A vaccine manufactured by Pfizer could be available by the end of the week, after anticipated approval by the Food and Drug Administration, Slaoui said on CNN’s “State of the Union” on Sunday. Alex M. Azar II, the secretary of health and human services, was just as optimistic.
“Really within days,” Azar said on Fox News Sunday. “Within 24 hours of FDA green lighting with authorization, we’ll ship to all of the states and territories that we work with. And within hours, they can be vaccinating.”
But the hopeful comments were met with some skepticism as they played out against an increasingly desperate backdrop, with the virus surging across the country and packing hospitals to near capacity with critically ill patients. On Friday, more than 229,000 new cases were reported in the United States, a record, and several states hit new daily highs over the weekend. More than 101,000 COVID-19 patients are in hospitals now, double the number from just a month ago.
Health experts said the timeline sketched out by Slaoui and Azar was uncompromising and did not account for the possibility of delay during the many steps from vaccine manufacture to distribution at state and local levels, not to mention the hesitancy that many people might feel about taking a newly approved vaccine.
“To meet those kinds of aggressive timelines, all the stars would have to align,” said Dr. Peter J. Hotez, the dean of the National School of Tropical Medicine at Baylor College of Medicine.
Slaoui said his team charged with distributing the vaccine was scheduled Monday to brief advisers to Biden, who complained last week that there was “no detailed plan that we’ve seen, anyway, as to how you get the vaccine out of a container, into an injection syringe, into somebody’s arm.”

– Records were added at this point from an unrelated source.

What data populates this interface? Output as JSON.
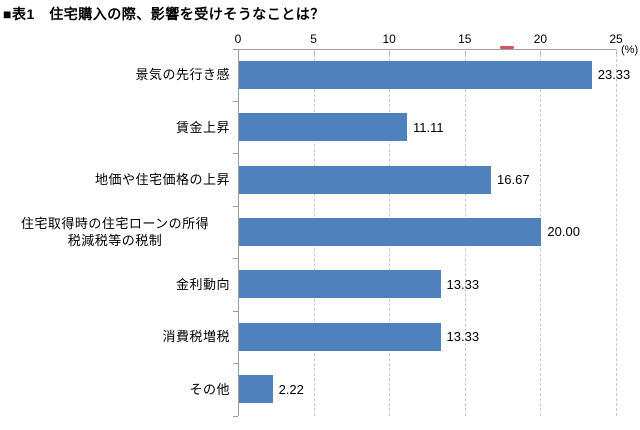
{
  "title": "■表1　住宅購入の際、影響を受けそうなことは？",
  "chart_data": {
    "type": "bar",
    "orientation": "horizontal",
    "title": "■表1　住宅購入の際、影響を受けそうなことは？",
    "categories": [
      "景気の先行き感",
      "賃金上昇",
      "地価や住宅価格の上昇",
      "住宅取得時の住宅ローンの所得\n税減税等の税制",
      "金利動向",
      "消費税増税",
      "その他"
    ],
    "values": [
      23.33,
      11.11,
      16.67,
      20.0,
      13.33,
      13.33,
      2.22
    ],
    "value_labels": [
      "23.33",
      "11.11",
      "16.67",
      "20.00",
      "13.33",
      "13.33",
      "2.22"
    ],
    "x_ticks": [
      0,
      5,
      10,
      15,
      20,
      25
    ],
    "xlim": [
      0,
      25
    ],
    "xlabel": "",
    "ylabel": "",
    "unit_label": "(%)",
    "grid": "vertical-dashed",
    "legend": "none"
  },
  "colors": {
    "bar": "#4F81BD",
    "axis": "#9e9e9e",
    "grid": "#c9c9c9",
    "text": "#000000",
    "red_mark": "#cf3f47",
    "background": "#ffffff"
  }
}
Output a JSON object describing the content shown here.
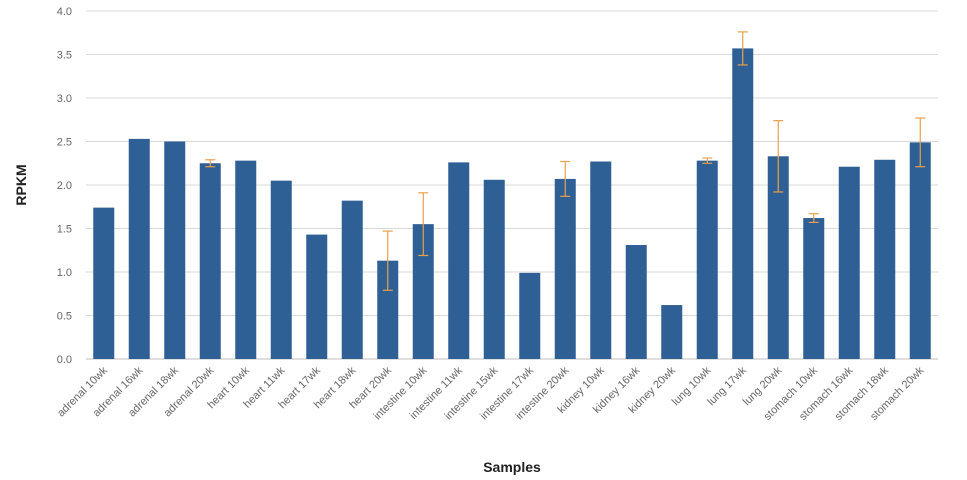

Azar disputed Biden’s remarks.
“With all respect, that’s just nonsense,” he said. “We have comprehensive plans from the CDC, working with 64 public health jurisdictions across the country, as our governors have laid out very detailed plans that we’ve worked with them on.”
At a rally in Georgia on Saturday night, President Donald Trump once again claimed that the country was “rounding the corner” in dealing with the pandemic, a statement at odds with scenes in communities across the country, where doctors and nurses are struggling to cope with more cases of the virus than ever before.
On Sunday afternoon, Trump announced on Twitter that his personal lawyer Rudy Giuliani, who has led the president’s efforts to overturn the results of the election, had tested positive for the virus.
In California, under orders issued Thursday by Gov. Gavin Newsom, residents across the southern and central parts of the state were directed not to leave their homes for three weeks starting at 11:59 p.m. Sunday, joining parts of the San Francisco Bay Area in shuttering outdoor dining and bars, closing schools and roping off playgrounds.
Daily case reports have tripled in the last month in California, where more than 25,000 new infections were reported Saturday. Los Angeles County, with more than 8,900 new cases, broke its record for the third straight day.
At the UC San Diego Medical Center, just six of 112 intensive care beds were unoccupied Sunday, and doctors expressed concern that an extended crisis would put extreme pressure on nurses and doctors.
“It’s more about the duration,” said Dr. Chris Longhurst, the hospital’s associate chief medical officer. “If the surge were 48 hours, it would be all hands on deck and we’d all be there to take care of them, and then we could get through it. What you can’t manage is a sustained surge.”
Before Sunday, much of California was already under a curfew prohibiting residents from leaving their homes to do nonessential work or to gather from 10 p.m. to 5 a.m. The governor’s order required regions in the state to be placed under new restrictions once their intensive care unit availability fell below 15%.
With capacity at 6.6% in the San Joaquin Valley and 10.3% in Southern California on Sunday, shops there must operate at limited capacity and private gatherings are prohibited. Any open businesses must require everyone inside to wear masks and distance themselves. Among the facilities that must close: hair salons and barbershops; museums, zoos and aquariums; indoor movie theaters; and wineries and breweries.
“I haven’t heard of anybody panicking,” said Rachel Heimann, 25, who lives in San Francisco. “We all want things to go back to normal, and we want people to stop getting sick. This is just a really concrete reminder that things are getting worse.”